I’m a Ph.D candidate at CV:HCI Lab at the Karlsruhe Institute of Technology (KIT). My project is part of the Helmholtz Information & Data Science School for Health, a doctoral program jointly organized by KIT, the German Cancer Research Center (DKFZ), and Heidelberg University.
Under the supervision of Prof. Rainer Stiefelhagen and Prof. Dr. Dr. Jens Kleesiek I am exploring the exciting intersection of computer vision and radiology.
My research aims to contribute to scalable and clinically meaningful medical image segmentation by exploring methods for generating large anatomical datasets with minimal expert input, integrating anatomical priors into pathology modeling, and developing structure-aware evaluation metrics.
Quick Summary
Within my thesis I focus on advancing medical image segmentation at scale by minimizing radiologist involvement in dataset creation.

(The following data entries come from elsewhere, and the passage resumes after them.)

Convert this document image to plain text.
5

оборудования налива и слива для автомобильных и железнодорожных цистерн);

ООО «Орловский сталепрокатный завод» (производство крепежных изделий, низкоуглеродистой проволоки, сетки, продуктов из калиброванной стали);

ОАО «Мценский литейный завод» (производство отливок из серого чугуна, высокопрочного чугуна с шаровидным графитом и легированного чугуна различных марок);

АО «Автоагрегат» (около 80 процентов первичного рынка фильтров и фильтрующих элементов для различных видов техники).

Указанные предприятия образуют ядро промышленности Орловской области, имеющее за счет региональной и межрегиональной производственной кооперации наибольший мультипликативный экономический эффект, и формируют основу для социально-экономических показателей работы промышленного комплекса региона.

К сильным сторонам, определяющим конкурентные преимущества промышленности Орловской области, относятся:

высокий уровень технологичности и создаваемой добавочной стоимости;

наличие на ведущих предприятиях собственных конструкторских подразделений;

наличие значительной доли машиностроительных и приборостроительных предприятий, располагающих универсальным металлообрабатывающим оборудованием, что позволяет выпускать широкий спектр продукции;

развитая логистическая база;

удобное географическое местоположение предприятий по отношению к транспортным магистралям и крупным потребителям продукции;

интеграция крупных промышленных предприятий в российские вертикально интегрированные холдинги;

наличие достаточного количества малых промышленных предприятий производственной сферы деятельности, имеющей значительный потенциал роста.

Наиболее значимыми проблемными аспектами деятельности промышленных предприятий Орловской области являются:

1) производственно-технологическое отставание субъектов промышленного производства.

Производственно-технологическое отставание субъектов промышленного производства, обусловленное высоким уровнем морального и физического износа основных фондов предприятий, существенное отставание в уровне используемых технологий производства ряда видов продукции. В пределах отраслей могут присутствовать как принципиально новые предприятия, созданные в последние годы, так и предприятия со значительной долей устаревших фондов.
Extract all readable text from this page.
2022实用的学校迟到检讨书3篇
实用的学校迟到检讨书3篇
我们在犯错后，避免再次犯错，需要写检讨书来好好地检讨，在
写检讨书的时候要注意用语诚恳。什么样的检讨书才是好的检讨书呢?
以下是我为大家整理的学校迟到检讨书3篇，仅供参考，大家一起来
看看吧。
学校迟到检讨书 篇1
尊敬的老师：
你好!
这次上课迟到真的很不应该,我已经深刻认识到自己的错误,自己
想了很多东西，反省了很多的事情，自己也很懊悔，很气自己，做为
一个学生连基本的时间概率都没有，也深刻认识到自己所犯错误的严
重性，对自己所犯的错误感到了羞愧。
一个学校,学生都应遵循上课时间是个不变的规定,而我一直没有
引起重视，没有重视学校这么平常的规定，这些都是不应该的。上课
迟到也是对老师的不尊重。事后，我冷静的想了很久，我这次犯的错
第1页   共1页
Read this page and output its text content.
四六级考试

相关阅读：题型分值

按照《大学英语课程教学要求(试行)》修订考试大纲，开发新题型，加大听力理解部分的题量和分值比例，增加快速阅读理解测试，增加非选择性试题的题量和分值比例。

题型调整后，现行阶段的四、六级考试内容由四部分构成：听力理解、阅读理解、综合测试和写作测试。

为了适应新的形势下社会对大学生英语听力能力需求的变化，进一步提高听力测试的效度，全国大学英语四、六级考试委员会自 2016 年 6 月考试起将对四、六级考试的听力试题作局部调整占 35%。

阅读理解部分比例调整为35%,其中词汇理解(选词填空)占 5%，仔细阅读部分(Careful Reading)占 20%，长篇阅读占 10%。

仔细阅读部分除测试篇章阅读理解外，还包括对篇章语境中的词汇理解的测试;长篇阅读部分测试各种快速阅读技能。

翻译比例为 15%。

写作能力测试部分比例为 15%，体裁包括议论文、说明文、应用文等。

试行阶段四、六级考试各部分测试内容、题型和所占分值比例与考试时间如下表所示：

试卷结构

I develop methods to generate large anatomical datasets through aggregation and semi-automated refinement. Recognizing that large datasets inevitably include annotation noise, I investigate how label quality affects model performance under varying scenarios, including pretraining and task-specific fine-tuning. A core focus is leveraging anatomical priors to improve pathology segmentation, based on the hypothesis that pathology can be modeled as deviations from normal anatomy. I formalized this through the Anatomy-Pathology Exchange (APEx) model. To assess segmentation quality beyond pixel-wise metrics, I develop component-level evaluation methods (e.g. CC metrics) that better reflect clinical relevance. Overall, my work seeks to enable scalable, anatomy-informed, and robust medical image segmentation.